GKS 1962 Jastrzębie. Pierwsza bramka kapitana

W Legnicy wyrównującego gola dla GKS-u 1962 Jastrzębie zdobył pięknym strzałem Mateusz Słodowy.


Mateusz Słodowy piłkarzem GKS-u 1962 Jastrzębie został zimą 2020 roku, gdy drużynę prowadził duet Jarosław Skrobacz – Jan Woś. W rundzie wiosennej sezonu 2019/2020 „Słodek” wiele sobie nie pograł, wystąpił tylko w ośmiu meczach na zapleczu ekstraklasy, spędzając na boisku 368 minut (średnia na jedno spotkanie – 46 minut). Trzy razy wychodził w podstawowej jedenastce – w meczach z Odrą Opole (2:1), Sandecją Nowy Sącz (1:2) i Wigrami Suwałki (0:2).

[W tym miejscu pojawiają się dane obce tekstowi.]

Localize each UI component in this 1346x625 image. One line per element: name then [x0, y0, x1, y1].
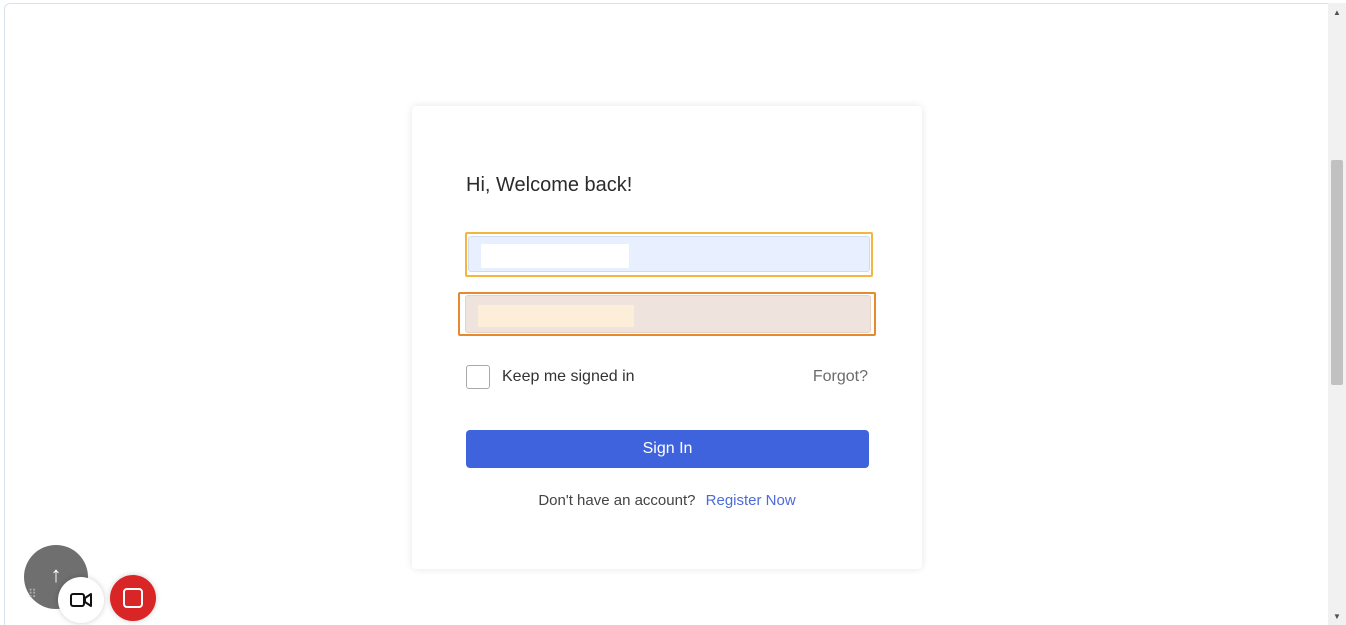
drag-handle-icon[interactable]: ⠿ [28, 587, 37, 601]
sign-in-button[interactable]: Sign In [466, 430, 869, 468]
login-title: Hi, Welcome back! [466, 174, 633, 196]
vertical-scrollbar[interactable]: ▲ ▼ [1328, 3, 1346, 625]
username-redaction [481, 244, 629, 268]
keep-signed-in-row[interactable]: Keep me signed in [466, 365, 635, 389]
scroll-thumb[interactable] [1331, 160, 1343, 385]
camera-toggle-button[interactable] [58, 577, 104, 623]
register-row: Don't have an account? Register Now [412, 492, 922, 509]
keep-signed-in-label[interactable]: Keep me signed in [502, 368, 635, 386]
register-now-link[interactable]: Register Now [706, 492, 796, 509]
scroll-down-arrow-icon[interactable]: ▼ [1328, 611, 1346, 623]
scroll-up-arrow-icon[interactable]: ▲ [1328, 7, 1346, 19]
forgot-password-link[interactable]: Forgot? [813, 368, 868, 386]
register-prompt: Don't have an account? [538, 492, 696, 509]
stop-recording-button[interactable] [110, 575, 156, 621]
stop-icon [123, 588, 143, 608]
recorder-widget: ↑ ⠿ [24, 545, 164, 625]
keep-signed-in-checkbox[interactable] [466, 365, 490, 389]
password-field[interactable] [465, 295, 871, 333]
password-redaction [478, 305, 634, 327]
login-card: Hi, Welcome back! Keep me signed in Forg… [412, 106, 922, 569]
video-camera-icon [70, 593, 92, 607]
username-field[interactable] [468, 236, 870, 272]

W następnym sezonie, gdy szkoleniową pieczę nad zespołem z Harcerskiej sprawowali Paweł Ściebura, a potem Łukasz Włodarek, wychowanek Odry Wodzisław Śląski zagrał w 14. meczach ligowych, z czego w dziewięciu wychodził na boisko od pierwszej minuty. Sobotni pojedynek z miedzią Legnica był jego 28. występem w koszulce GKS-u 1962 Jastrzębie. Pełnił w nim rolę kapitana drużyny i zdobył gola na wagę remisu. Co ciekawe, zrobił to lewą nogą i to w sytuacji, którą trudno uznać za dogodną do zdobycia gola. – To moja pierwsza bramka w I lidze – powiedział po zakończeniu spotkania zadowolony Mateusz Słodowy.

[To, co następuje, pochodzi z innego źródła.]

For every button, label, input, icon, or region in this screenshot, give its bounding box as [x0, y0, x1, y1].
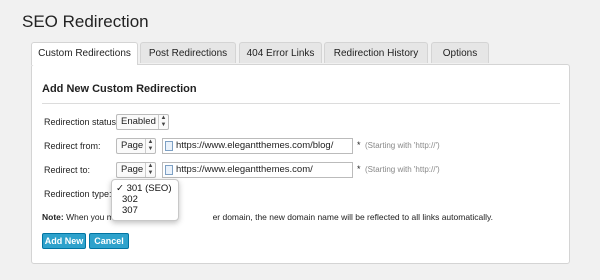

– Cieszę się podwójnie, bo zagwarantowała nam cenny punkt na boisku faworyta. Wszyscy zastanawiają się, czy takie strzały były ćwiczone na treningach? Oczywiście, że tak. Ćwiczyliśmy to z Dominikiem Kulawiakiem przez cały piątkowy trening (śmiech). A tak poważnie, cieszę się, że mogłem pomóc drużynie zdobyć punkt w tak trudnym meczu.

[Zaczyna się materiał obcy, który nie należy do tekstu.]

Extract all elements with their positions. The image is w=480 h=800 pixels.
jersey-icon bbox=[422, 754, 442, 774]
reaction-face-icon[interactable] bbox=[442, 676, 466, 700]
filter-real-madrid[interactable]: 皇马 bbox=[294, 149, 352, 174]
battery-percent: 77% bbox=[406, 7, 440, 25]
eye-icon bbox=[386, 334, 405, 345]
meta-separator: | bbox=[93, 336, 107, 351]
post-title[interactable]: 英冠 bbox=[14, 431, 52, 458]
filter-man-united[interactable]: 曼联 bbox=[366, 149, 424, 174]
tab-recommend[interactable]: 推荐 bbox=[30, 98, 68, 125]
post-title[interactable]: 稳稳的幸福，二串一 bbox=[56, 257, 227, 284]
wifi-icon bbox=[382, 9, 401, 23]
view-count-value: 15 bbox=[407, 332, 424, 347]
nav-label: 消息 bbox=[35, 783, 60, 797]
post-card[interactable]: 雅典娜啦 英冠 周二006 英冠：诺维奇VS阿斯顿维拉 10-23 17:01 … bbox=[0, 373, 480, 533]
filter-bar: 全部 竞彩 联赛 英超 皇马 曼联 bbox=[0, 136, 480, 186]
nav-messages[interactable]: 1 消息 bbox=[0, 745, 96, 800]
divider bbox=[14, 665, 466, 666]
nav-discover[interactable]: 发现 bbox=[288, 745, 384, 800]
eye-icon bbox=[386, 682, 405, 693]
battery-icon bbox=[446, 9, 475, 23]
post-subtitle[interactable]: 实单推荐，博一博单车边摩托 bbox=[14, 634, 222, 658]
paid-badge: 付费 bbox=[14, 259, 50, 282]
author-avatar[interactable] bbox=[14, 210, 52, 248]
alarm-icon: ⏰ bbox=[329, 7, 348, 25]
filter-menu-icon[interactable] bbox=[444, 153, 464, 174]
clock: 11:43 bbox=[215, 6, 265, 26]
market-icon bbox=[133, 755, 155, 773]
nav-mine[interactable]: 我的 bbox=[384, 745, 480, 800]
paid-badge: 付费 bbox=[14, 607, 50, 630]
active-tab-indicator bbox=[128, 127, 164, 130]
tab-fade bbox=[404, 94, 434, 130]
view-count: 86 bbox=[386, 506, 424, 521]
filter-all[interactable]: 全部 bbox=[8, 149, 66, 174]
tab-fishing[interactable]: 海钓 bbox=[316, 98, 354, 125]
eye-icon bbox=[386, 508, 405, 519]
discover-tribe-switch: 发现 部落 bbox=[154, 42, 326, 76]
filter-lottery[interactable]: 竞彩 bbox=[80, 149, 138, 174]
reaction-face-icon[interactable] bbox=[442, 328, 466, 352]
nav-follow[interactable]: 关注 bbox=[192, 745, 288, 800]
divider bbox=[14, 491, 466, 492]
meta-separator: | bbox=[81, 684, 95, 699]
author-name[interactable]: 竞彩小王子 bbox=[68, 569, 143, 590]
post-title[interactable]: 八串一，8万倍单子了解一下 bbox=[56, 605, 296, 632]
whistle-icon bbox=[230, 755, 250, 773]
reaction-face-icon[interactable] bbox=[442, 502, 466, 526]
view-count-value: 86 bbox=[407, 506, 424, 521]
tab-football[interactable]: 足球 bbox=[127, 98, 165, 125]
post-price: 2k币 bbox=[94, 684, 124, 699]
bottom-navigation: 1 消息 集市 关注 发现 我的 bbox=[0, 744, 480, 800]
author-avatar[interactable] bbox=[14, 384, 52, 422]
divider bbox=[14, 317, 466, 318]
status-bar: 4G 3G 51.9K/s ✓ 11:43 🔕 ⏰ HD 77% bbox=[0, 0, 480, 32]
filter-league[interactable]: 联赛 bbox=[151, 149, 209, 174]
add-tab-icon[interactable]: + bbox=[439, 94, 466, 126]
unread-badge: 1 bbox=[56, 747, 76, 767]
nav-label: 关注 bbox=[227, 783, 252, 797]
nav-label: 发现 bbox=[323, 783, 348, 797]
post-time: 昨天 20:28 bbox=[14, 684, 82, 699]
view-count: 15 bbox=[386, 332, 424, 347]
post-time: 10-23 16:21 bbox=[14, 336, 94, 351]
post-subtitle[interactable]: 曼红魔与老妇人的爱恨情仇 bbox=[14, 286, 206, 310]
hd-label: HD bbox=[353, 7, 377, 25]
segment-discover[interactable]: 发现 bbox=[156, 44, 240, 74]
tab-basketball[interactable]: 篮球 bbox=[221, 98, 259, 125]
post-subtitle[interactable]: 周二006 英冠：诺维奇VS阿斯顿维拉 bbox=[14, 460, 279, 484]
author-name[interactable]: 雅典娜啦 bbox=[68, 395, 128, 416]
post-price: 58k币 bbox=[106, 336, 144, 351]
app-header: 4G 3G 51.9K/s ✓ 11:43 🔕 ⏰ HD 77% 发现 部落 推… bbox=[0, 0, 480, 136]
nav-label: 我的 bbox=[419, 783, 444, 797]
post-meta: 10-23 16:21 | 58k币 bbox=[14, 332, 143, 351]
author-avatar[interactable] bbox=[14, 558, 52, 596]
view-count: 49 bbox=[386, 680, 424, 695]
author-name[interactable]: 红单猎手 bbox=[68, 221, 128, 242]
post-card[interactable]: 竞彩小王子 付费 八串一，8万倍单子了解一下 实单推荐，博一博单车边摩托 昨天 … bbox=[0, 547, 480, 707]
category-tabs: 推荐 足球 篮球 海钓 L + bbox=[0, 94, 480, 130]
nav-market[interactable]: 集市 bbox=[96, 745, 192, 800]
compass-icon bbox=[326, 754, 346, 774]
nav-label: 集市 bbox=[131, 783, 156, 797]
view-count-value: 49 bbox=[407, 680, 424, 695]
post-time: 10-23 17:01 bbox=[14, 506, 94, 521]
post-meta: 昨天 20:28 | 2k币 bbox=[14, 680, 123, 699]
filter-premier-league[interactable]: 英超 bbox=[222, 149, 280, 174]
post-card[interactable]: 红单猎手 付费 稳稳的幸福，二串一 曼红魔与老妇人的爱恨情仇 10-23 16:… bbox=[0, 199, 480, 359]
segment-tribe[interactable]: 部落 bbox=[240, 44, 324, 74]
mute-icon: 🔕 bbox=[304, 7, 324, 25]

Moim zdaniem mieliśmy o wiele lepsze sytuacje od Miedzi, jak chociażby wyjście sam na sam Darka Kamińskiego, czy dobitka Daniela Rumina w II połowie. Uczciwie muszę jednak przyznać, że nie był to jakiś wielki mecz w naszym wykonaniu. O ile z jego przebiegu nie możemy być zadowoleni, to z wyniku musimy. Cieszymy się z remisu i jedziemy dalej.

Bramki jastrzębian strzeże w ostatnich meczach niespełna 18-letni Mikołaj Reclaf. Czy doświadczony, 30-letni obrońca czuje się pewnie, mając za plecami takiego młokosa? – Po Mikołaju nie widać tego, że jest świeży – rozwiewa wszelkie wątpliwości „Słodek”. – Jest pewny, w Legnicy obronił rzut karny. Oby tak dalej!



Następnym przeciwnikiem podopiecznych trenera Jacka Trzeciaka będzie Podbeskidzie Bielsko-Biała, z który zmierzą się w niedzielę, 5 września. – Tak jak w każdym meczu zagramy w nim o trzy punkty – zapewnia Mateusz Słodowy. – Po meczu w Legnicy była chwila na odpoczynek, ale od poniedziałku zaczęliśmy akcję „Podbeskidzie”. Graliśmy ostatnio z topowymi zespołami tej ligi i myślę, że nie mamy się czego obawiać.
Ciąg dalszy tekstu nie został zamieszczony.